Indústrias do ABC paulista sentem queda na demanda e já demitem

A indústria de materiais de transporte instalada no Estado de São Paulo demitiu mais que contratou em fevereiro e o saldo foram 647 novos desempregados. Um ano antes, o cenário era oposto, com as admissões superando as demissões e criando 1.169 vagas, de acordo com dados do Cadastro Geral de Empregados e Desempregados (Caged) do Ministério do Trabalho. Isso aconteceu porque, no ABC paulista, polo que reúne as montadoras e seus fornecedores, as demissões normais que movimentam as salas de homologações dos sindicatos foram acompanhadas por dispensas provocadas por queda de demanda nas fábricas. O movimento ainda é incipiente e preocupa pouco os demitidos, alguns dos quais já arrumaram um novo emprego.

Em todo o país, houve desaceleração na criação de empregos na indústria de transformação nacional em fevereiro – o setor criou 19.609 postos de trabalho, número que representa queda de 63% em relação às vagas abertas no mesmo mês de 2011. Só o Sindicato dos Metalúrgicos de Santo André e Mauá, no ABC, estima em 75% o aumento no número de demissões no segundo mês do ano em relação a fevereiro do ano passado.

O controlador de máquinas Fernando Gaspar estava empregado há cinco anos em uma empresa de Mauá quando foi demitido, no dia 15 do mês passado. A fábrica, que produz bancos para carros da General Motors, está enxugando o quadro devido à queda na demanda. “Na verdade começou em 2009, depois da crise. O que eles estavam fazendo é demitir 40 e contratar 30. Mas isso se intensificou nos últimos meses”, afirma Gaspar, que agora vai tentar arrumar emprego em outras empresas da região para conseguir terminar a faculdade de logística, que trancou ano passado. “Tenho experiência, sou novo. Não dá para mudar agora, tem que ir aonde o mercado pede”, diz ele.

A dispensa de Gaspar ajudou a compor o aumento estimado das demissões registradas no Sindicato dos metalúrgicos de Santo André e Mauá. A região tem indústrias ligadas a autopeças, que abastecem as grandes montadoras instaladas nos municípios vizinhos. Como uma queda na produção dessas empresas afeta a cadeia, a diminuição da atividade sentida um mês antes soa como uma alarme para um possível aumento das demissões. Em janeiro, segundo o Instituto Brasileiro de Geografia e Estatística (IBGE), a produção de veículos automotores em São Paulo caiu 34,6% na comparação com janeiro do ano passado.

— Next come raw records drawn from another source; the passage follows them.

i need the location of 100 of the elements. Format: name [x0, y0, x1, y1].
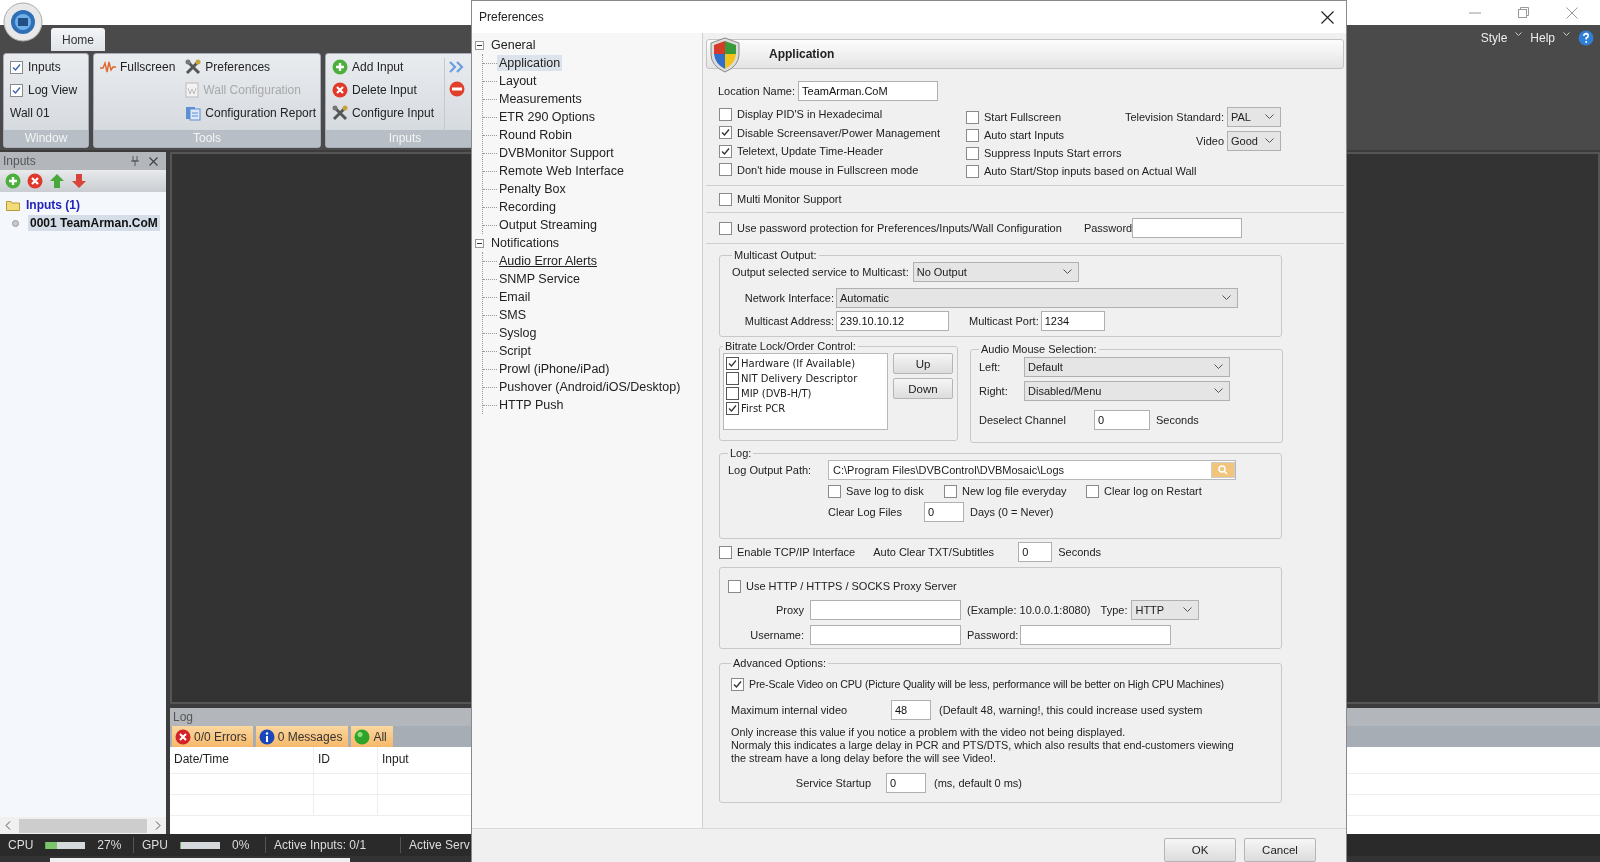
ribbon-button[interactable]: Delete Input — [332, 81, 435, 99]
checkbox[interactable]: Use password protection for Preferences/Inputs/Wall Configuration — [719, 219, 1062, 237]
double-chevron-icon[interactable] — [449, 61, 466, 73]
arrow-up-icon[interactable] — [49, 173, 65, 189]
ribbon-button[interactable]: Configuration Report — [185, 104, 317, 122]
checkbox[interactable]: NIT Delivery Descriptor — [726, 371, 885, 386]
ribbon-button[interactable]: Preferences — [185, 58, 317, 76]
text-field[interactable] — [1132, 218, 1243, 238]
checkbox[interactable]: Start Fullscreen — [966, 108, 1062, 126]
tree-item[interactable]: Layout — [497, 73, 539, 89]
ribbon-tab[interactable]: Home — [51, 28, 105, 51]
tree-item[interactable]: Inputs (1) — [26, 198, 80, 212]
tree-item[interactable]: General — [489, 37, 538, 53]
minimize-icon[interactable] — [1469, 11, 1481, 14]
browse-folder-icon[interactable] — [1211, 462, 1235, 478]
ribbon-button[interactable]: Fullscreen — [100, 58, 176, 76]
checkbox[interactable]: MIP (DVB-H/T) — [726, 386, 885, 401]
checkbox[interactable]: Clear log on Restart — [1086, 482, 1202, 500]
menu-item[interactable]: Style — [1480, 31, 1523, 45]
menu-item[interactable]: Help — [1530, 31, 1570, 45]
tree-item[interactable]: Pushover (Android/iOS/Desktop) — [497, 379, 683, 395]
checkbox[interactable]: Suppress Inputs Start errors — [966, 144, 1122, 162]
checkbox[interactable]: Auto Start/Stop inputs based on Actual Wall — [966, 162, 1197, 180]
tree-item[interactable]: Round Robin — [497, 127, 574, 143]
tree-item[interactable]: HTTP Push — [497, 397, 566, 413]
checkbox[interactable]: Don't hide mouse in Fullscreen mode — [719, 160, 919, 179]
ribbon-button[interactable]: Add Input — [332, 58, 435, 76]
filter-button[interactable]: 0 Messages — [255, 726, 349, 747]
checkbox[interactable]: Auto start Inputs — [966, 126, 1065, 144]
tree-item[interactable]: SNMP Service — [497, 271, 583, 287]
tree-item[interactable]: Output Streaming — [497, 217, 599, 233]
checkbox[interactable]: Display PID'S in Hexadecimal — [719, 105, 883, 124]
text-field[interactable]: 1234 — [1040, 311, 1105, 331]
tree-item[interactable]: Email — [497, 289, 533, 305]
checkbox[interactable]: New log file everyday — [944, 482, 1067, 500]
tree-item[interactable]: SMS — [497, 307, 529, 323]
text-field[interactable]: 239.10.10.12 — [836, 311, 949, 331]
tree-item[interactable]: Script — [497, 343, 533, 359]
ribbon-button[interactable]: Configure Input — [332, 104, 435, 122]
checkbox[interactable]: Teletext, Update Time-Header — [719, 142, 884, 161]
field-label: Network Interface: — [743, 292, 834, 304]
collapse-icon[interactable] — [475, 40, 484, 50]
checkbox[interactable]: Inputs — [10, 58, 78, 76]
close-icon[interactable] — [1321, 10, 1334, 24]
checkbox[interactable]: Log View — [10, 81, 78, 99]
dropdown[interactable]: Disabled/Menu — [1024, 381, 1230, 401]
tree-item[interactable]: Syslog — [497, 325, 539, 341]
tree-item[interactable]: ETR 290 Options — [497, 109, 597, 125]
text-field[interactable] — [1020, 625, 1172, 645]
text-field[interactable]: 0 — [924, 502, 964, 522]
text-field[interactable] — [810, 600, 961, 620]
checkbox[interactable]: Save log to disk — [828, 482, 924, 500]
tree-item[interactable]: Notifications — [489, 235, 562, 251]
tree-item[interactable]: Penalty Box — [497, 181, 568, 197]
column-header[interactable]: ID — [314, 747, 378, 773]
text-field[interactable]: 0 — [886, 773, 926, 793]
arrow-down-icon[interactable] — [71, 173, 87, 189]
dropdown[interactable]: Automatic — [836, 288, 1238, 308]
text-field[interactable]: 0 — [1018, 542, 1053, 562]
dialog-button[interactable]: Cancel — [1244, 838, 1316, 862]
text-field[interactable] — [810, 625, 961, 645]
order-button[interactable]: Up — [893, 353, 953, 374]
help-icon[interactable] — [1578, 30, 1594, 46]
restore-icon[interactable] — [1518, 7, 1529, 18]
checkbox[interactable]: Enable TCP/IP Interface — [719, 543, 856, 561]
checkbox[interactable]: Disable Screensaver/Power Management — [719, 123, 940, 142]
tree-item[interactable]: Audio Error Alerts — [497, 253, 599, 269]
dropdown[interactable]: HTTP — [1131, 600, 1200, 620]
collapse-icon[interactable] — [475, 238, 484, 248]
tree-item[interactable]: Recording — [497, 199, 558, 215]
path-field[interactable]: C:\Program Files\DVBControl\DVBMosaic\Logs — [828, 460, 1236, 480]
dropdown[interactable]: Good — [1227, 131, 1281, 151]
order-button[interactable]: Down — [893, 378, 953, 399]
tree-item[interactable]: Application — [497, 55, 563, 71]
filter-button[interactable]: All — [351, 726, 393, 747]
tree-item[interactable]: Measurements — [497, 91, 584, 107]
checkbox[interactable]: Use HTTP / HTTPS / SOCKS Proxy Server — [728, 577, 957, 595]
checkbox[interactable]: First PCR — [726, 401, 885, 416]
dropdown[interactable]: Default — [1024, 357, 1230, 377]
folder-icon — [6, 199, 20, 211]
tree-item[interactable]: Prowl (iPhone/iPad) — [497, 361, 612, 377]
tree-item[interactable]: 0001 TeamArman.CoM — [28, 215, 160, 231]
column-header[interactable]: Date/Time — [170, 747, 314, 773]
text-field[interactable]: TeamArman.CoM — [798, 81, 939, 101]
dropdown[interactable]: No Output — [912, 262, 1079, 282]
dialog-button[interactable]: OK — [1164, 838, 1236, 862]
dropdown[interactable]: PAL — [1227, 107, 1281, 127]
tree-item[interactable]: DVBMonitor Support — [497, 145, 616, 161]
text-field[interactable]: 0 — [1094, 410, 1150, 430]
pin-icon[interactable] — [131, 156, 139, 166]
checkbox[interactable]: Hardware (If Available) — [726, 356, 885, 371]
tree-item[interactable]: Remote Web Interface — [497, 163, 626, 179]
filter-button[interactable]: 0/0 Errors — [172, 726, 253, 747]
text-field[interactable]: 48 — [891, 700, 931, 720]
checkbox[interactable]: Pre-Scale Video on CPU (Picture Quality will be less, performance will be better on High CPU Machines) — [731, 675, 1224, 693]
stop-icon[interactable] — [449, 81, 466, 97]
scroll-right-icon[interactable] — [155, 821, 161, 830]
scroll-left-icon[interactable] — [5, 821, 11, 830]
checkbox[interactable]: Multi Monitor Support — [719, 190, 842, 208]
scrollbar[interactable] — [0, 817, 166, 834]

Foi justamente quando começaram a faltar encomendas para produzir a dobradiça do porta-malas do Celta, que o também operador de máquinas Juliano Fernandes percebeu que a demissão estava próxima. “O meu trabalho era muito específico. Só eu usava a máquina para aquela peça”, diz. Ele conta que no fim do ano passado a diminuição das encomendas o levou a mudar de funções, como ajudar na produção de outras peças, fato que nunca havia acontecido desde que foi admitido um ano antes. Mais tarde, em janeiro, Fernandes ficou parado 15 dias por falta de trabalho. “Quando voltei sabia que logo seria mandado embora”, diz ele.

Depois de terminar o vínculo com seu primeiro emprego com carteira assinada, Fernandes agora planeja ajudar o pai na administração de uma pequena mercearia, no Jardim Zaíra, bairro da periferia de Mauá, enquanto não se recoloca novamente no mercado formal. Com os R$ 930 mensais que ganhava na fábrica, o jovem de 19 anos lamenta não ter ficado mais tempo empregado. “Comprei uma moto, mas ainda faltam 20 prestações de R$ 300 para pagar. Mas agora vou fazer curso, correr muito atrás para conseguir um novo trabalho na área.”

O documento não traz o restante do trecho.